Une jeune femme affirme que, dans un état de grande souffrance psychique, "on ne peut pas prétendre qu'une personne est libre""Tous les hommes sont libres!", s'exclame le représentant de l'association suisse Dignitas, avant de reconnaître qu'il est légitime de se demander si l'esprit ne connaît pas une aliénation: "Jusqu'où est-on maître de sa propre pensée?"
L'est-on de son propre corps? Il a ses mystères, assure un médecin de réanimation qui a vu "des choses incroyables", comme cette patiente avec un rein artificiel, un poumon blanc, le foie atteint, et des "doses phénoménales de médicaments pour survivre", aller brusquement mieux. "Je ne peux pas respecter plus un être humain qu'en n'interférant pas. Peut-être que je ne veux pas passer à l'acte, ça ne m'appartient pas."

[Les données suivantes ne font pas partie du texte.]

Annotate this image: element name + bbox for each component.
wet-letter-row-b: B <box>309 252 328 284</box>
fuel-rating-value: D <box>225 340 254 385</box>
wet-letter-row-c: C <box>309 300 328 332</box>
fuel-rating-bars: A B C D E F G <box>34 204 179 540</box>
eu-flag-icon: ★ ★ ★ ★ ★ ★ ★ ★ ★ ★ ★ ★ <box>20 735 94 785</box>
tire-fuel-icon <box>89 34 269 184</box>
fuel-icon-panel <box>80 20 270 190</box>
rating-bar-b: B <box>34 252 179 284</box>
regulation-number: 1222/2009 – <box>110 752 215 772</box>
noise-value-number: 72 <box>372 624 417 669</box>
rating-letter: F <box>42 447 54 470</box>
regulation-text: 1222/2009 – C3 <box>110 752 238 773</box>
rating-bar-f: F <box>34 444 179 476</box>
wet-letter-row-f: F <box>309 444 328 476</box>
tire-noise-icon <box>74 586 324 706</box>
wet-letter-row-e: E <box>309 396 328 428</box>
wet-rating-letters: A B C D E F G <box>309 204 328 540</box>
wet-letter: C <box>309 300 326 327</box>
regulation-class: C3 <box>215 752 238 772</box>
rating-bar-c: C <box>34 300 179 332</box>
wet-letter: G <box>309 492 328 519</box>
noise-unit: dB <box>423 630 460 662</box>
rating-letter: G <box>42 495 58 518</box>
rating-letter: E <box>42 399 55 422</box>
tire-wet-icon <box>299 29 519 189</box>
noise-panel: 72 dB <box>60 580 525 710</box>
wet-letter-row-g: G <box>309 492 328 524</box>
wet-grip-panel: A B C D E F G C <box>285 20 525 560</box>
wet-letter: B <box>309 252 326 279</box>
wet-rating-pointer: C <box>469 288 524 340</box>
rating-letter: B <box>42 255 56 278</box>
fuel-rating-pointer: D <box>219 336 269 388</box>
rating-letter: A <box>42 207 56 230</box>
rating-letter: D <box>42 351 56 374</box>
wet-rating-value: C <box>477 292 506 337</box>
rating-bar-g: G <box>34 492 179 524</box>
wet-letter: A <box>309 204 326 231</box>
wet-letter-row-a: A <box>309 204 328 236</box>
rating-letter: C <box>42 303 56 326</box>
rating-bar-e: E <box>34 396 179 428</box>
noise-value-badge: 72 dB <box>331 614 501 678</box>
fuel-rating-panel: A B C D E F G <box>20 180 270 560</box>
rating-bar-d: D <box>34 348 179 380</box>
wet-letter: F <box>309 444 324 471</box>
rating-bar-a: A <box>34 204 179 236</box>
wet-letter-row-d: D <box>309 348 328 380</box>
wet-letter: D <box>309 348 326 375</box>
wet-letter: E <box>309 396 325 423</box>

Avec son pull-over rouge, sa voix douce, ce professeur d'allemand estime au contraire que sa mère ne pouvait respecter davantage son père qu'en répondant "non" à la demande de l'équipe médicale: "Faut-il le réalimenter?" Victime à 88 ans d'un très grave accident vasculaire cérébral, il était paralysé. "Il avait dit, écrit, répété, qu'il ne voulait vivre que debout", raconte sa fille.
"Le message de votre père a fait loi. Mais ce message est-il resté valide jusqu'à la fin?", demande un sceptique. "Si votre question est "Y a-t-il une identité parfaite entre ce moment et ce qu'il a dit toute sa vie?" Oui. Mais l'énigme restera sur son état de conscience à ce moment-là."
Jusque-là, nul ne s'étonne de recueillir plus de questions et de contradictions que de réponses et de certitudes.